Destiné au barreau comme à une profession héréditaire, son goût l’entraînait vers les sciences. Mais il fallait trouver un moyen de s’y livrer sans affliger, même pour un moment, le cœur de son père. Il s’occupa secrètement d’acquérir les connaissances nécessaires à un ingénieur, et prit, pour s’assurer de ses progrès, tous les moyens que la défiance de soi-même peut inspirer. Enfin, quand il ne resta plus de prétextes à sa modestie, il osa demander la permission d’entrer dans le corps du génie. Son père lui objecta la longueur des nouvelles études qu’il serait obligé de faire, et l’incertitude de leur succès. Je suis prêt, lui répondit le jeune homme, vous pouvez me faire examiner, et si le jugement est défavorable, je renonce à mon projet.

On n’exigeait point alors de certificat de noblesse pour entrer dans le service.
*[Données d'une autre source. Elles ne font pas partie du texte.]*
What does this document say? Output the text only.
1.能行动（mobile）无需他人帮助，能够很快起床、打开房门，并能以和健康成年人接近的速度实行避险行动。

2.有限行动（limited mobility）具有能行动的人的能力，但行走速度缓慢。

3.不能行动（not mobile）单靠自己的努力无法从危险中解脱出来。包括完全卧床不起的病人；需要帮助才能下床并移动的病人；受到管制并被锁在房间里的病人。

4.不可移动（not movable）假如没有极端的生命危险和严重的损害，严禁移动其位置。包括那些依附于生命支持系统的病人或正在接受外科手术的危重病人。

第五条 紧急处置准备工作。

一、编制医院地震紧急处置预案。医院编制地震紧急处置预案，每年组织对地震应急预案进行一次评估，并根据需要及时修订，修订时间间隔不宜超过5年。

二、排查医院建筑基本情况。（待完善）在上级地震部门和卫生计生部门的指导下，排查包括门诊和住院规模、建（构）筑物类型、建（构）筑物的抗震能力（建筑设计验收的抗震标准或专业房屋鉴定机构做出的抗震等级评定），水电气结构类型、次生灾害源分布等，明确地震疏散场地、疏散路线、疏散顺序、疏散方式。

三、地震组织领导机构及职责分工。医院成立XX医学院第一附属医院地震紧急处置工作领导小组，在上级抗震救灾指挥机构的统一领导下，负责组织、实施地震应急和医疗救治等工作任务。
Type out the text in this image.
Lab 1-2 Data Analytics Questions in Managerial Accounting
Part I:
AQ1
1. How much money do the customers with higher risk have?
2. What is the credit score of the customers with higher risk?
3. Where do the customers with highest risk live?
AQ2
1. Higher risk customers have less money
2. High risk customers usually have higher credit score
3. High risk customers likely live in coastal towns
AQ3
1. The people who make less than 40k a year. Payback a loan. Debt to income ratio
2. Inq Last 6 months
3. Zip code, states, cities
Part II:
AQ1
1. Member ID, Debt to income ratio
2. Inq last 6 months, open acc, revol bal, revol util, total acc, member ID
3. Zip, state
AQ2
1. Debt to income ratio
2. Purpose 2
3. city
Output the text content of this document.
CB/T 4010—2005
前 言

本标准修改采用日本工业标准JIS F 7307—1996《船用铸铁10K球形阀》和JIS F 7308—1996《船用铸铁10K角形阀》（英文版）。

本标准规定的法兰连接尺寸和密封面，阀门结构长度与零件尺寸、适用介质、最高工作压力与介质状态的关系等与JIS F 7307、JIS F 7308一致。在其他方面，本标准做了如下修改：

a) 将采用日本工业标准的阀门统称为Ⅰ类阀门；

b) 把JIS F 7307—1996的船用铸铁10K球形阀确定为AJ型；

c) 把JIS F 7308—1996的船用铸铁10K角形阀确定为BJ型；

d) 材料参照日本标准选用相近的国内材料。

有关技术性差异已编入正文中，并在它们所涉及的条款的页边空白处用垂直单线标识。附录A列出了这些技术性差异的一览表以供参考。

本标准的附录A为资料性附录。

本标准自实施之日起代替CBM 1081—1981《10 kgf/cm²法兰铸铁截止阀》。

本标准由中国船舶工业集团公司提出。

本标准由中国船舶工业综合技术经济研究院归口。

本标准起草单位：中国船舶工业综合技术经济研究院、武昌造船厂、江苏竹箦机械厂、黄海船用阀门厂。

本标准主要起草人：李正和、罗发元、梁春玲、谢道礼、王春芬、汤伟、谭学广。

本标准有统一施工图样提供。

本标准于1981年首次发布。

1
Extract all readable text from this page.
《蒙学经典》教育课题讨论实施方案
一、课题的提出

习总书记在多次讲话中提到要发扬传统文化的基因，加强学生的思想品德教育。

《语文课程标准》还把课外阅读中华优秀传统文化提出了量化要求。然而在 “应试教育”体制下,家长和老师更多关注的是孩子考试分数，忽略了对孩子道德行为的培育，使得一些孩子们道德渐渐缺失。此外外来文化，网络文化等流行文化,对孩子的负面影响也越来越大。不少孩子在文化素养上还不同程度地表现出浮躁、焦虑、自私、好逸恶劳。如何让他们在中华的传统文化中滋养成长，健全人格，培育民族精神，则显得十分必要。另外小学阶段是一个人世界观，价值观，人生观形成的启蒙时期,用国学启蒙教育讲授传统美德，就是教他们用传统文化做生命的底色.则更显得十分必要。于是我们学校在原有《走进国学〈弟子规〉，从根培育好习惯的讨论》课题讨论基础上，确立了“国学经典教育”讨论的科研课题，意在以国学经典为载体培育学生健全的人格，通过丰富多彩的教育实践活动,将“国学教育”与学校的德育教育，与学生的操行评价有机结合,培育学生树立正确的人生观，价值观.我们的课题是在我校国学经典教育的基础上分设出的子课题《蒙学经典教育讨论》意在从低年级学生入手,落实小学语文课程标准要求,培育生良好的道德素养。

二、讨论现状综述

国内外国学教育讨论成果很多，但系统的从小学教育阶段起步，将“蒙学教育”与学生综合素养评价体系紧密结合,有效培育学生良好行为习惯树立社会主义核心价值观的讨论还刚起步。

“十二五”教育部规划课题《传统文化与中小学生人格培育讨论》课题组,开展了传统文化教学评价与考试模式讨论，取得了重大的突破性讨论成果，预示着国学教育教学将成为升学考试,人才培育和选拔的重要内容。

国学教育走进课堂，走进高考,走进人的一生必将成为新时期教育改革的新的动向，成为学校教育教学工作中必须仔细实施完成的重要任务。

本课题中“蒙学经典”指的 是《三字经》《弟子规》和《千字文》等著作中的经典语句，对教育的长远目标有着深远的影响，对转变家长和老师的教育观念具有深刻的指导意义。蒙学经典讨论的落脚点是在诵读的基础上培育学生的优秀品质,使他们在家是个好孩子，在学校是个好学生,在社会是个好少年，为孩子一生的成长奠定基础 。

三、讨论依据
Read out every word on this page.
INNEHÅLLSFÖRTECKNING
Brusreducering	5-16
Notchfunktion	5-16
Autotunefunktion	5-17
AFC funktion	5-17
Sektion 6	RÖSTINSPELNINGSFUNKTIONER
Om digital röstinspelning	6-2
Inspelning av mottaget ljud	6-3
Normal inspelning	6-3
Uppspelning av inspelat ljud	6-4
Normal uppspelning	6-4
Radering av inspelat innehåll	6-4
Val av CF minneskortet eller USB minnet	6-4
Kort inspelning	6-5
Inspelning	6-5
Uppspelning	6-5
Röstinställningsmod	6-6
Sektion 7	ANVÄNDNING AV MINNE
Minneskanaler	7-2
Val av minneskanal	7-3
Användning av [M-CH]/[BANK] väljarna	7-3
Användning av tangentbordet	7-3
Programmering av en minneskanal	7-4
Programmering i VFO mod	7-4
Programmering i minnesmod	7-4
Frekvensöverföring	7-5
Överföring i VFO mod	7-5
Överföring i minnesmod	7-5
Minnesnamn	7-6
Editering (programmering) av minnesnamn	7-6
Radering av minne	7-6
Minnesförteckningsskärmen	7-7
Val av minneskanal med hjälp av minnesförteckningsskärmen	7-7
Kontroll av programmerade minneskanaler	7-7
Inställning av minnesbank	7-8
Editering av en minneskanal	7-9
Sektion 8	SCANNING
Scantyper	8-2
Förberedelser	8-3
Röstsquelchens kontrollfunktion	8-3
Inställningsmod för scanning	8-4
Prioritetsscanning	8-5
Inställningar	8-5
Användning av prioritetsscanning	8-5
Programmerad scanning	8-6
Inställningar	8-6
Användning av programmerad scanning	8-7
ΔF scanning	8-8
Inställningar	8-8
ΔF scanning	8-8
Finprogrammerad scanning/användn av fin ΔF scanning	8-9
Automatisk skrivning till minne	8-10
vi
Peut-être paraîtra-t-il singulier que les progrès de l’asservissement à un préjugé qui, bientôt après, osa ériger en loi cet outrage à la raison, aient suivi parmi nous ceux que, grâce à la philosophie, l’opinion publique faisait dans un sens contraire. Mais l’orgueil croyait retarder le jour de la raison, et il ne faisait qu’accélérer celui de la vengeance. Il est des temps où, semblable à un fleuve impétueux, la vérité, longtemps contenue, s’élance tout à coup du sein des préjugés. Ceux qui craignent son passage, peuvent, sans doute, diriger sa course, lui préparer une route où il puisse, développant sans obstacle des eaux bienfaisantes et salutaires, répandre la richesse et le bonheur sur le rivage qu’il embellit et qu’il féconde.